On the other hand, there are risks. The card could damage your credit instead of helping you if late payments or high credit use are associated with the account.

An authorized user account may benefit you under the following conditions:

  • The card issuer has an account information reporting policy at all three credit bureaus for both the primary cardholder and authorized users.
  • The account has a perfect payment history.
  • Your loved one has a low debt-to-limit ratio.

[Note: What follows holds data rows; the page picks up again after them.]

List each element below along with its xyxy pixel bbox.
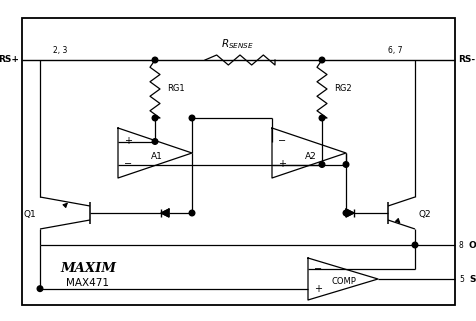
Text: A2: A2 — [304, 152, 316, 161]
Circle shape — [152, 115, 158, 121]
Text: 2, 3: 2, 3 — [53, 46, 67, 55]
Text: RS-: RS- — [457, 56, 474, 65]
Text: MAXIM: MAXIM — [60, 262, 116, 274]
Text: Q2: Q2 — [418, 211, 431, 220]
Text: SIGN: SIGN — [468, 274, 476, 283]
Circle shape — [342, 210, 348, 216]
Text: Q1: Q1 — [23, 211, 36, 220]
Text: A1: A1 — [150, 152, 162, 161]
Text: +: + — [278, 160, 286, 169]
Circle shape — [37, 286, 43, 291]
Circle shape — [342, 162, 348, 167]
Text: −: − — [313, 264, 321, 274]
Polygon shape — [345, 209, 353, 217]
Circle shape — [318, 57, 324, 63]
Circle shape — [318, 115, 324, 121]
Text: COMP: COMP — [331, 277, 356, 287]
Text: −: − — [278, 136, 286, 146]
Text: $R_{SENSE}$: $R_{SENSE}$ — [221, 37, 254, 51]
Circle shape — [152, 57, 158, 63]
Text: MAX471: MAX471 — [66, 278, 109, 288]
Circle shape — [411, 242, 417, 248]
Circle shape — [189, 115, 194, 121]
Text: RG2: RG2 — [333, 84, 351, 93]
Polygon shape — [161, 209, 169, 217]
Circle shape — [318, 162, 324, 167]
Text: OUT: OUT — [468, 240, 476, 249]
Text: 8: 8 — [458, 240, 463, 249]
Text: +: + — [313, 284, 321, 294]
Text: +: + — [124, 136, 132, 146]
Text: 6, 7: 6, 7 — [387, 46, 401, 55]
Circle shape — [189, 210, 194, 216]
Text: RS+: RS+ — [0, 56, 19, 65]
Text: 5: 5 — [458, 274, 463, 283]
Circle shape — [152, 139, 158, 144]
Bar — [22, 18, 454, 305]
Text: −: − — [124, 160, 132, 169]
Text: RG1: RG1 — [167, 84, 184, 93]
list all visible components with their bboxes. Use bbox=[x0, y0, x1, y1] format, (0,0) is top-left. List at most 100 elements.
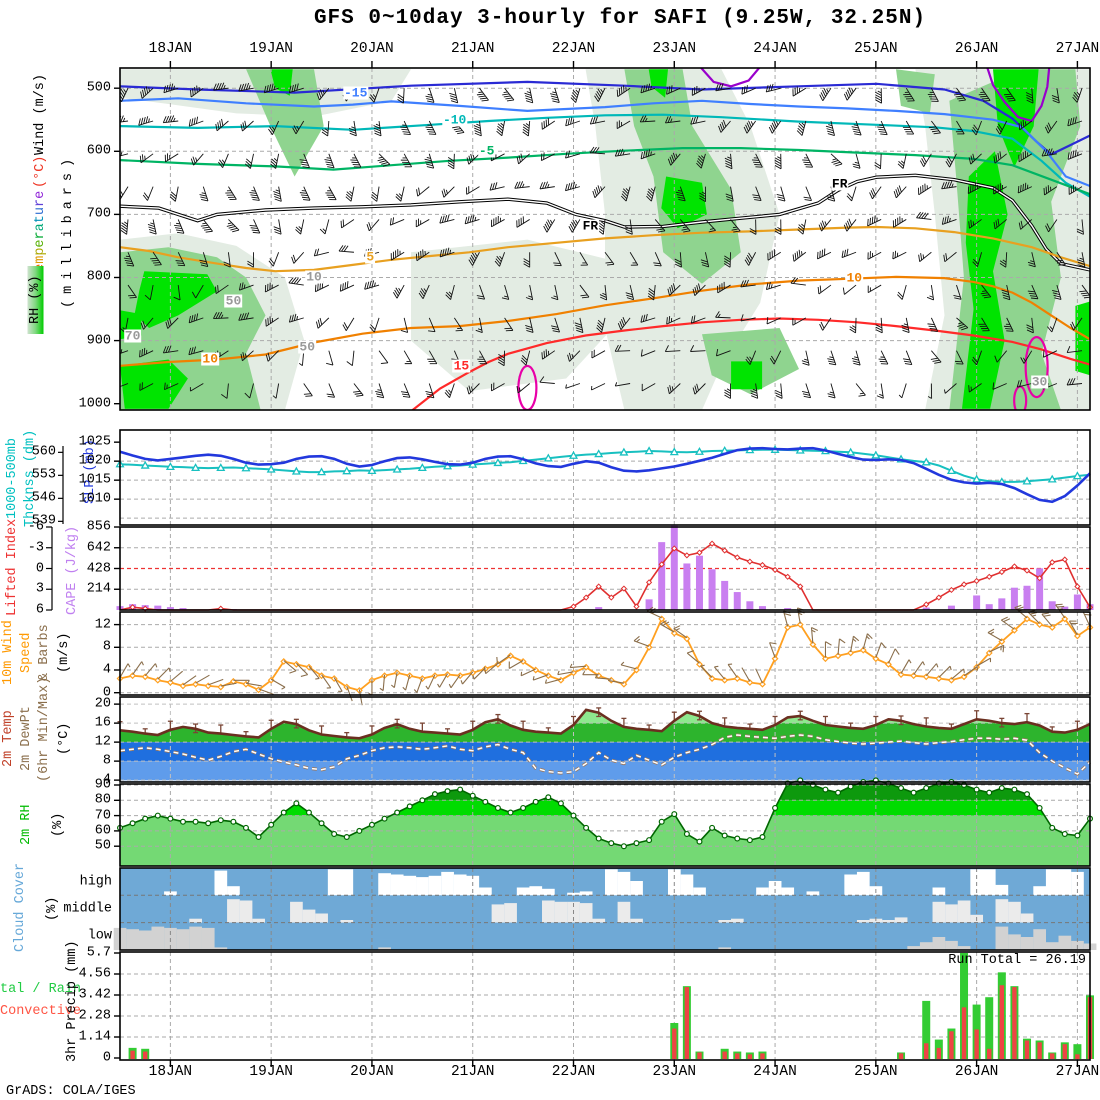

If someone adds you to a credit card as an authorized user, do not assume that you have completed credit creation. It is also important to create accounts in your name and manage them responsibly. But if you can become an authorized user on your loved one’s card first, chances are you will qualify for better deals when you embark on your credit-creating journey.

5. Practice responsible credit habits

Opening a new credit account is part of creating credit for the first time. You will also need to practice responsible credit habits to ensure that your credit does not face significant pitfalls, which will require you to correct your credit early. The last thing you want is to damage your new credit profile right outside the gates. Follow these responsible credit habits to help you build a strong credit profile:

  • Try to make your payments on time or early, ensuring that your balance is paid in full each month.
  • If you choose to open a credit card, try to keep your credit card usage rate below 30% but above 0%.
  • Avoid applying for multiple credit bills in the short term.
  • Keep old credit card accounts open even if you no longer use them. This can help increase the average age of your credit history.
  • Spend or borrow only what you know you can afford to repay.

6. Be patient

A good credit score does not come overnight. In fact, the first bill that appears on your credit report must be six months old to qualify for the FICO Rating criteria. (Tip: Authorized user strategy can help you quickly track your credit score.)
However, if you follow the procedure and earn good credit scores, the effort can pay off in the end. The lifetime value of great credit can be tens of thousands of dollars, and maybe even more.

Increase your FICO® rating instantly with Experian Boost ™

Experian can help you increase your FICO® rating based on billing, such as your phone, utilities, and popular streaming services. Results may vary. See the website for more details.